I would like to suggest you use direct proxy IP:port, for example 115.238.225.26:80. Then you could easy handle problem using next code:

HttpWebRequest req = (HttpWebRequest) WebRequest.Create(new Uri("http://example.com"));
WebProxy webproxy = new WebProxy("115.238.225.26", 80);
webproxy.BypassProxyOnLocal = false;
req.Method = "GET";
req.Proxy = webproxy;
HttpWebResponse response = (HttpWebResponse) req.GetResponse();
var respStream = response.GetResponseStream();
var result = "";
if (respStream != null) {
    var strReader = new StreamReader(respStream);
    result = strReader.ReadToEnd();
}

Then in result variable you will find result page content or empty string in case some problems occurs(respStream==null). Additionally it may be required add exceptions handling for this code in case any connection problems occurs or so.


The main issue you seem to be encountering is that the proxy example you're using requires a POST to update the destination URL you're trying to browse through the proxy. That's why you're not getting any content from the target page, and the error message

<div id="error">Hotlinking directly to proxied pages is not permitted.</div>

I don't know how your code looks like, but it seems like you could use the HttpWebRequest POST Method

WebRequest request = (HttpWebRequest)WebRequest.Create("http://www.glype-proxy.info/includes/process.php?action=update");

var postData = "url="+"http://www.example.com";
postData += "&allowCookies=on";
var data = Encoding.ASCII.GetBytes(postData);

request.Method = "POST";
request.ContentType = "application/x-www-form-urlencoded";
request.ContentLength = data.Length;

using (var stream = request.GetRequestStream()) {
    stream.Write(data, 0, data.Length);
}

var response = (HttpWebResponse)request.GetResponse();
var responseString = new StreamReader(response.GetResponseStream()).ReadToEnd();

You're going to need to find or host a proxy that returns the HTML of the page, such as http://www.glype-proxy.info/. Even so, in order for a proxy to function correctly, it must change the link to the page's resources to it's own "proxied" path.

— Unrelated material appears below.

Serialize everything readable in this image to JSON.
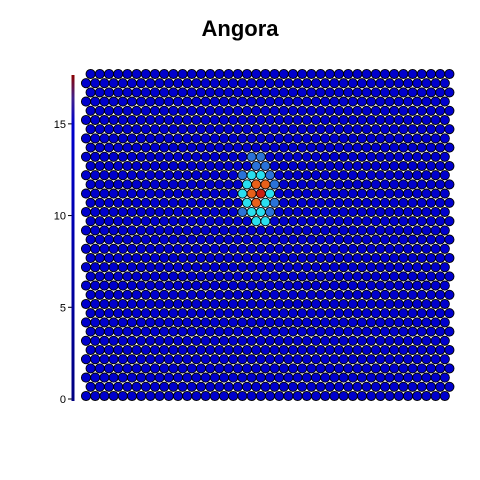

http://www.glype-proxy.info/browse.php?u=https%3A%2F%2Fwww.example.com%2F&b=4&f=norefer

In the URL above, if you want the path to the original resources, you'll have to find all the resources that have been redirected and unencode the path passed in as the u= parameter to this specific proxy. Also, you may wish to ignore additional elements injected by the proxy , in this case the <div id="include"> element.


I believe the proxy you're using works the same way as the "Glype" proxy I used in this example, but I do not have access to it at the time of posting. Also, if you want to use use other proxies, you may want to note that many proxies display the result in an iFrame (probably for XSS prevention, navigation, or skinning).

Note: Generally, using another service outside of a built-in API is a bad practice, since services often get a GUI update or some other change that could break your script. Also, those services could experiences interruptions or just be taken down.